Strath Haven’s course centered primarily around studying the history of the African American diaspora. Collins is excited to imagine the vast possibilities an official AP course has in store for the student body. 

“Given the high-achieving nature of our student body, and advanced placement scheduling goals, I think offering the elective as an AP course will broaden the appeal and desire to enroll in an ethnocentric social studies elective,” Collins said. “It will further demonstrate the school district’s overdue commitment to provide a more inclusive and diverse set of courses in our social studies department”

According to the College Board’s website, the course is geared towards providing “an evidence-based introduction to African American studies” with an interdisciplinary curriculum combining “literature, the arts and humanities, political science, geography, and science—to explore the vital contributions and experiences of African Americans.”

Collins praises the district’s reciprocation in welcoming this course as an AP class. 

“From conversations with my department chair, Mr. [Richard] Foulk, and our new secondary curriculum director, Dr. [Leslie] Pratt, I’m fairly confident that we will offer the AP African American Studies course with an anticipated launch date for the 2024-2025 school year,” Collins said. “This coincides with the College Board opening up participation to all high schools. The district has recently demonstrated a commitment to expand our current social studies electives to include more BIPOC/ethnic studies courses.”

AP Precalculus has also been the source of some controversy nationwide from math teachers nationwide in questioning whether the topic is even worthy to be an AP class to begin with. But despite frequent criticism the College Board remains confident that they’re aiming to fight a broader issue at hand: poor preparation for college-level math.

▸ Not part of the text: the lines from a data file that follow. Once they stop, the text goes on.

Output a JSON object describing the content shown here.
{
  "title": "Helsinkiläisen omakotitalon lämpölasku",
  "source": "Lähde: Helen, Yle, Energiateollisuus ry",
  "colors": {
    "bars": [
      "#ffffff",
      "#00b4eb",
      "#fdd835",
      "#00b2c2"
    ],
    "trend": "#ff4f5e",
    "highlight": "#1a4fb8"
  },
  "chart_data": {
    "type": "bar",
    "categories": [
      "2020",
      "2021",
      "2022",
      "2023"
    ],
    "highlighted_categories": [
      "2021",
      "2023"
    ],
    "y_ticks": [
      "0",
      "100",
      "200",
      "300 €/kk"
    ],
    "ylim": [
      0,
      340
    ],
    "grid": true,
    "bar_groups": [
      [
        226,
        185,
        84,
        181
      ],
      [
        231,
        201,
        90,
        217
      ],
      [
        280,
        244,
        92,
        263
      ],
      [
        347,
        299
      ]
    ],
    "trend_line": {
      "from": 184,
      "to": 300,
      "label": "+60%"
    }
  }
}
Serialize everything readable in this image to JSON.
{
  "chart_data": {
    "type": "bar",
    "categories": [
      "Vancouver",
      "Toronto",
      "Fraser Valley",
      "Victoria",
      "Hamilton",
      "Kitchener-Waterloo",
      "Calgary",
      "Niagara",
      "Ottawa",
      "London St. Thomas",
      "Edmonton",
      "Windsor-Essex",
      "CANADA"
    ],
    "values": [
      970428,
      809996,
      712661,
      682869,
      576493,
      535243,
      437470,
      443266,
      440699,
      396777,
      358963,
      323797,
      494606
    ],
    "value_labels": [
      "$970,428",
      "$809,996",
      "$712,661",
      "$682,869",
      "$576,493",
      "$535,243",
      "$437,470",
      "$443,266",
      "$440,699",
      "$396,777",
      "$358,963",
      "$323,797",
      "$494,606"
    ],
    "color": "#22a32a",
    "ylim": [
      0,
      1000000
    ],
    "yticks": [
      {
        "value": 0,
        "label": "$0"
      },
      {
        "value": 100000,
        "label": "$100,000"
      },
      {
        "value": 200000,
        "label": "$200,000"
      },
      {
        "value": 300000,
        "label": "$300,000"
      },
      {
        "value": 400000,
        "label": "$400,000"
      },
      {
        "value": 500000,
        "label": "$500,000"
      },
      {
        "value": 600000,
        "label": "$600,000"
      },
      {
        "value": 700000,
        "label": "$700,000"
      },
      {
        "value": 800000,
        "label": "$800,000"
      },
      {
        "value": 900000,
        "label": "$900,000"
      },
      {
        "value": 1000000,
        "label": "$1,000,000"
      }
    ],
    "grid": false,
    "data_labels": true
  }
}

“Every year, tens of thousands of American students are derailed by a common obstacle: inadequate preparation for higher-level math,” the College Board’s website states. “A third of college students spend time and money on remedial math courses that don’t count toward their degrees because they lack sufficient math skills.” 

These students are forced to meet math credit requirements in order to graduate, but with limited preparation in high school, they end up taking required basic math classes that take valuable space from classes that actually count towards their major. 

To bridge this gap, the College Board proposed precalculus as an AP option. Completing the AP class can allow high schoolers not planning on pursuing STEM in college to learn the mathematical tools necessary to prepare them for college-level math coursework and give them the possibility of earning college credit.

Precalculus teacher Mrs. Lysa Reiger does not think that the AP Precalculus course is fully developed as of yet. 

“So they published a curriculum, very [much] like an outline of a curriculum, and a bunch of math educators wrote a formal letter to the College Board appealing for them to revise the curriculum to make it doable in a year,” Reiger said, “Now College Board is saying they’re going to go back and revise the curriculum, but we’re sitting here in December, and they don’t have a published curriculum for this year’s course.”

While it’s evident that the course will not be available to Strath Haven students next year, Reiger doubts that an AP course on Precalculus is even worth it at all. 

“Both at our CP and at our honors level, [we have] PreCalc classes that are already close to what the AP class is,” Rieger said. “Just speaking from experience, I’ve taught multiple kids that graduated with CP PreCalc that did fine in college, and kids that even did engineering that were fine coming out of our PreCalc class.” 

Reiger however, stands firm in believing that the biggest cost of having this course is the price of the AP test.

“I would hate for everyone to have to spend $100 to take a course that is just as good, or the same, or similar to what we’re already offering that doesn’t cost $100,” she said. “That $100 doesn’t get you anything.”